A hybrid optimization algorithm for surgeries scheduling

This paper deals with the Operating Room (OR) planning problem at an operational planning level. The problem addressed consists of two interrelated sub-problems usually referred to as "advance scheduling" and "allocation scheduling". In the first sub-problem, the decisions considered are the assignment of a surgery date and an OR block to a set of patients to be operated on over a given planning horizon. The second aims at determining the sequence of selected patients in each OR and day. We assume that the duration of surgeries are random variables with known probability distributions. For each sub-problem an integer linear stochastic formulation is given. A hybrid two-phase optimization algorithm which exploits the potentiality of neighborhood search techniques combined with Monte Carlo simulation is developed to solve the overall problem. The approach developed searches for a feasible and robust solution designed to balance the trade-off arising between the hospital and patient perspectives, i.e. maximizing the OR utilization and minimizing the number of patient cancellations. The contribution of this paper is twofold.
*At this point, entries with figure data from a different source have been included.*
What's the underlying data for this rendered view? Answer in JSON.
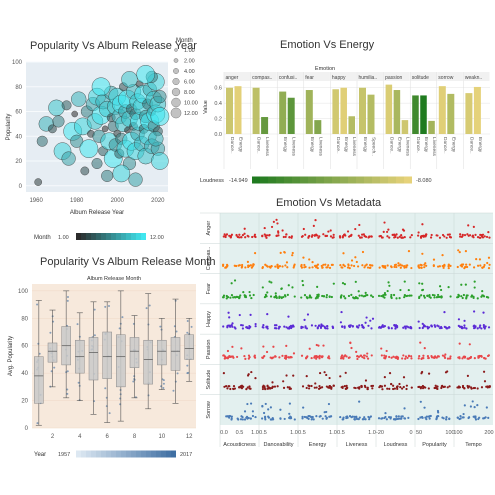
{
  "chart_data": [
    {
      "id": "pop_vs_year",
      "type": "scatter",
      "title": "Popularity Vs Album Release Year",
      "xlabel": "Album Release Year",
      "ylabel": "Popularity",
      "xlim": [
        1955,
        2025
      ],
      "ylim": [
        -5,
        100
      ],
      "xticks": [
        "1960",
        "1980",
        "2000",
        "2020"
      ],
      "yticks": [
        "0",
        "20",
        "40",
        "60",
        "80",
        "100"
      ],
      "size_legend": {
        "title": "Month",
        "entries": [
          "1.00",
          "2.00",
          "4.00",
          "6.00",
          "8.00",
          "10.00",
          "12.00"
        ]
      },
      "color_legend": {
        "title": "Month",
        "min": "1.00",
        "max": "12.00"
      },
      "points": [
        {
          "x": 1961,
          "y": 3,
          "m": 2
        },
        {
          "x": 1963,
          "y": 36,
          "m": 5
        },
        {
          "x": 1965,
          "y": 50,
          "m": 9
        },
        {
          "x": 1968,
          "y": 46,
          "m": 3
        },
        {
          "x": 1970,
          "y": 63,
          "m": 10
        },
        {
          "x": 1971,
          "y": 52,
          "m": 6
        },
        {
          "x": 1973,
          "y": 28,
          "m": 11
        },
        {
          "x": 1975,
          "y": 65,
          "m": 4
        },
        {
          "x": 1976,
          "y": 22,
          "m": 8
        },
        {
          "x": 1978,
          "y": 44,
          "m": 12
        },
        {
          "x": 1979,
          "y": 58,
          "m": 1
        },
        {
          "x": 1980,
          "y": 36,
          "m": 7
        },
        {
          "x": 1981,
          "y": 70,
          "m": 9
        },
        {
          "x": 1983,
          "y": 48,
          "m": 11
        },
        {
          "x": 1984,
          "y": 12,
          "m": 3
        },
        {
          "x": 1985,
          "y": 60,
          "m": 6
        },
        {
          "x": 1986,
          "y": 30,
          "m": 12
        },
        {
          "x": 1987,
          "y": 42,
          "m": 2
        },
        {
          "x": 1988,
          "y": 66,
          "m": 8
        },
        {
          "x": 1989,
          "y": 52,
          "m": 10
        },
        {
          "x": 1990,
          "y": 18,
          "m": 5
        },
        {
          "x": 1990,
          "y": 72,
          "m": 11
        },
        {
          "x": 1991,
          "y": 40,
          "m": 7
        },
        {
          "x": 1992,
          "y": 57,
          "m": 12
        },
        {
          "x": 1993,
          "y": 28,
          "m": 4
        },
        {
          "x": 1993,
          "y": 68,
          "m": 9
        },
        {
          "x": 1994,
          "y": 46,
          "m": 1
        },
        {
          "x": 1995,
          "y": 62,
          "m": 10
        },
        {
          "x": 1995,
          "y": 8,
          "m": 6
        },
        {
          "x": 1996,
          "y": 36,
          "m": 11
        },
        {
          "x": 1997,
          "y": 55,
          "m": 3
        },
        {
          "x": 1997,
          "y": 75,
          "m": 8
        },
        {
          "x": 1998,
          "y": 22,
          "m": 12
        },
        {
          "x": 1998,
          "y": 48,
          "m": 5
        },
        {
          "x": 1999,
          "y": 64,
          "m": 10
        },
        {
          "x": 1999,
          "y": 33,
          "m": 7
        },
        {
          "x": 2000,
          "y": 42,
          "m": 2
        },
        {
          "x": 2000,
          "y": 72,
          "m": 11
        },
        {
          "x": 2001,
          "y": 56,
          "m": 9
        },
        {
          "x": 2001,
          "y": 26,
          "m": 4
        },
        {
          "x": 2002,
          "y": 66,
          "m": 12
        },
        {
          "x": 2002,
          "y": 38,
          "m": 6
        },
        {
          "x": 2003,
          "y": 50,
          "m": 10
        },
        {
          "x": 2003,
          "y": 80,
          "m": 3
        },
        {
          "x": 2004,
          "y": 30,
          "m": 11
        },
        {
          "x": 2004,
          "y": 60,
          "m": 8
        },
        {
          "x": 2005,
          "y": 45,
          "m": 1
        },
        {
          "x": 2005,
          "y": 70,
          "m": 12
        },
        {
          "x": 2006,
          "y": 18,
          "m": 7
        },
        {
          "x": 2006,
          "y": 54,
          "m": 10
        },
        {
          "x": 2007,
          "y": 62,
          "m": 5
        },
        {
          "x": 2007,
          "y": 36,
          "m": 12
        },
        {
          "x": 2008,
          "y": 76,
          "m": 9
        },
        {
          "x": 2008,
          "y": 48,
          "m": 3
        },
        {
          "x": 2009,
          "y": 28,
          "m": 11
        },
        {
          "x": 2009,
          "y": 58,
          "m": 6
        },
        {
          "x": 2010,
          "y": 68,
          "m": 10
        },
        {
          "x": 2010,
          "y": 42,
          "m": 8
        },
        {
          "x": 2011,
          "y": 52,
          "m": 12
        },
        {
          "x": 2011,
          "y": 82,
          "m": 2
        },
        {
          "x": 2012,
          "y": 34,
          "m": 9
        },
        {
          "x": 2012,
          "y": 64,
          "m": 11
        },
        {
          "x": 2013,
          "y": 46,
          "m": 4
        },
        {
          "x": 2013,
          "y": 74,
          "m": 12
        },
        {
          "x": 2014,
          "y": 56,
          "m": 7
        },
        {
          "x": 2014,
          "y": 24,
          "m": 10
        },
        {
          "x": 2015,
          "y": 66,
          "m": 5
        },
        {
          "x": 2015,
          "y": 40,
          "m": 11
        },
        {
          "x": 2016,
          "y": 78,
          "m": 8
        },
        {
          "x": 2016,
          "y": 52,
          "m": 12
        },
        {
          "x": 2017,
          "y": 60,
          "m": 3
        },
        {
          "x": 2017,
          "y": 32,
          "m": 9
        },
        {
          "x": 2018,
          "y": 70,
          "m": 10
        },
        {
          "x": 2018,
          "y": 48,
          "m": 6
        },
        {
          "x": 2019,
          "y": 58,
          "m": 12
        },
        {
          "x": 2019,
          "y": 84,
          "m": 11
        },
        {
          "x": 2020,
          "y": 44,
          "m": 4
        },
        {
          "x": 2020,
          "y": 66,
          "m": 10
        },
        {
          "x": 2020,
          "y": 30,
          "m": 8
        },
        {
          "x": 2021,
          "y": 56,
          "m": 12
        },
        {
          "x": 2021,
          "y": 72,
          "m": 7
        },
        {
          "x": 2021,
          "y": 20,
          "m": 11
        },
        {
          "x": 2019,
          "y": 38,
          "m": 9
        },
        {
          "x": 2017,
          "y": 88,
          "m": 6
        },
        {
          "x": 2014,
          "y": 90,
          "m": 12
        },
        {
          "x": 2006,
          "y": 86,
          "m": 10
        },
        {
          "x": 1992,
          "y": 80,
          "m": 12
        },
        {
          "x": 2009,
          "y": 5,
          "m": 8
        },
        {
          "x": 2002,
          "y": 10,
          "m": 11
        }
      ]
    },
    {
      "id": "emotion_vs_energy",
      "type": "bar",
      "title": "Emotion Vs Energy",
      "header": "Emotion",
      "ylabel": "Value",
      "ylim": [
        0,
        0.7
      ],
      "yticks": [
        "0.0",
        "0.2",
        "0.4",
        "0.6"
      ],
      "groups": [
        "anger",
        "compas..",
        "confusi..",
        "fear",
        "happy",
        "humilia..",
        "passion",
        "solitude",
        "sorrow",
        "weakn.."
      ],
      "metric_labels": [
        "Dance..",
        "Energy",
        "Liveness",
        "Speech.."
      ],
      "bars": [
        {
          "group": 0,
          "label": "Dance..",
          "value": 0.6,
          "loud": -9.0
        },
        {
          "group": 0,
          "label": "Energy",
          "value": 0.62,
          "loud": -8.2
        },
        {
          "group": 1,
          "label": "Dance..",
          "value": 0.6,
          "loud": -9.5
        },
        {
          "group": 1,
          "label": "Liveness",
          "value": 0.22,
          "loud": -12.5
        },
        {
          "group": 2,
          "label": "Energy",
          "value": 0.55,
          "loud": -11.0
        },
        {
          "group": 2,
          "label": "Liveness",
          "value": 0.47,
          "loud": -12.8
        },
        {
          "group": 3,
          "label": "Energy",
          "value": 0.57,
          "loud": -10.5
        },
        {
          "group": 3,
          "label": "Liveness",
          "value": 0.18,
          "loud": -11.5
        },
        {
          "group": 4,
          "label": "Dance..",
          "value": 0.58,
          "loud": -8.8
        },
        {
          "group": 4,
          "label": "Energy",
          "value": 0.6,
          "loud": -8.3
        },
        {
          "group": 4,
          "label": "Liveness",
          "value": 0.23,
          "loud": -9.8
        },
        {
          "group": 5,
          "label": "Energy",
          "value": 0.6,
          "loud": -9.2
        },
        {
          "group": 5,
          "label": "Speech..",
          "value": 0.51,
          "loud": -9.8
        },
        {
          "group": 6,
          "label": "Dance..",
          "value": 0.64,
          "loud": -8.5
        },
        {
          "group": 6,
          "label": "Energy",
          "value": 0.57,
          "loud": -10.2
        },
        {
          "group": 6,
          "label": "Liveness",
          "value": 0.18,
          "loud": -8.9
        },
        {
          "group": 7,
          "label": "Dance..",
          "value": 0.5,
          "loud": -13.8
        },
        {
          "group": 7,
          "label": "Energy",
          "value": 0.5,
          "loud": -14.9
        },
        {
          "group": 7,
          "label": "Liveness",
          "value": 0.17,
          "loud": -10.4
        },
        {
          "group": 8,
          "label": "Dance..",
          "value": 0.62,
          "loud": -8.3
        },
        {
          "group": 8,
          "label": "Energy",
          "value": 0.52,
          "loud": -9.9
        },
        {
          "group": 9,
          "label": "Dance..",
          "value": 0.53,
          "loud": -8.6
        },
        {
          "group": 9,
          "label": "Energy",
          "value": 0.61,
          "loud": -8.1
        }
      ],
      "color_legend": {
        "title": "Loudness",
        "min": "-14.949",
        "max": "-8.080",
        "min_value": -14.949,
        "max_value": -8.08
      }
    },
    {
      "id": "emotion_vs_metadata",
      "type": "scatter",
      "title": "Emotion Vs Metadata",
      "rows": [
        "Anger",
        "Compas..",
        "Fear",
        "Happy",
        "Passion",
        "Solitude",
        "Sorrow"
      ],
      "row_colors": [
        "#d62728",
        "#ff7f0e",
        "#2ca02c",
        "#5b2bd6",
        "#e8474a",
        "#8b1a1a",
        "#4a7bb7"
      ],
      "columns": [
        {
          "label": "Acousticness",
          "ticks": [
            "0.0",
            "0.5",
            "1.0"
          ]
        },
        {
          "label": "Danceability",
          "ticks": [
            "0.5",
            "1.0"
          ]
        },
        {
          "label": "Energy",
          "ticks": [
            "0.5",
            "1.0"
          ]
        },
        {
          "label": "Liveness",
          "ticks": [
            "0.5",
            "1.0"
          ]
        },
        {
          "label": "Loudness",
          "ticks": [
            "-20",
            "0"
          ]
        },
        {
          "label": "Popularity",
          "ticks": [
            "50",
            "100"
          ]
        },
        {
          "label": "Tempo",
          "ticks": [
            "100",
            "200"
          ]
        }
      ]
    },
    {
      "id": "pop_vs_month",
      "type": "box",
      "title": "Popularity Vs Album Release Month",
      "xlabel": "Album Release Month",
      "ylabel": "Avg. Popularity",
      "ylim": [
        0,
        105
      ],
      "xticks": [
        "2",
        "4",
        "6",
        "8",
        "10",
        "12"
      ],
      "yticks": [
        "0",
        "20",
        "40",
        "60",
        "80",
        "100"
      ],
      "boxes": [
        {
          "month": 1,
          "min": 2,
          "q1": 18,
          "med": 38,
          "q3": 52,
          "max": 93
        },
        {
          "month": 2,
          "min": 30,
          "q1": 48,
          "med": 56,
          "q3": 62,
          "max": 86
        },
        {
          "month": 3,
          "min": 22,
          "q1": 46,
          "med": 60,
          "q3": 74,
          "max": 100
        },
        {
          "month": 4,
          "min": 20,
          "q1": 40,
          "med": 52,
          "q3": 64,
          "max": 84
        },
        {
          "month": 5,
          "min": 10,
          "q1": 35,
          "med": 55,
          "q3": 66,
          "max": 92
        },
        {
          "month": 6,
          "min": 4,
          "q1": 36,
          "med": 52,
          "q3": 70,
          "max": 92
        },
        {
          "month": 7,
          "min": 5,
          "q1": 30,
          "med": 52,
          "q3": 68,
          "max": 100
        },
        {
          "month": 8,
          "min": 22,
          "q1": 44,
          "med": 56,
          "q3": 66,
          "max": 82
        },
        {
          "month": 9,
          "min": 14,
          "q1": 32,
          "med": 50,
          "q3": 64,
          "max": 98
        },
        {
          "month": 10,
          "min": 28,
          "q1": 46,
          "med": 56,
          "q3": 64,
          "max": 80
        },
        {
          "month": 11,
          "min": 18,
          "q1": 42,
          "med": 56,
          "q3": 66,
          "max": 94
        },
        {
          "month": 12,
          "min": 34,
          "q1": 50,
          "med": 58,
          "q3": 68,
          "max": 80
        }
      ],
      "color_legend": {
        "title": "Year",
        "min": "1957",
        "max": "2017"
      }
    }
  ]
}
The former, more methodological, is to provide an efficient algorithmic framework to solve the joint advance and allocation scheduling problem taking into account the inherent uncertainty of surgery durations. The latter, more practical, is to provide a tool to develop robust offline OR schedules which consider the trade-off between reducing surgery cancellations and postponements while maximizing the operating theater utilization. To evaluate the efficiency of the proposed algorithmic approach, in terms of quality of solutions and solution time, we provide a computational analysis on a set of instances based on real data.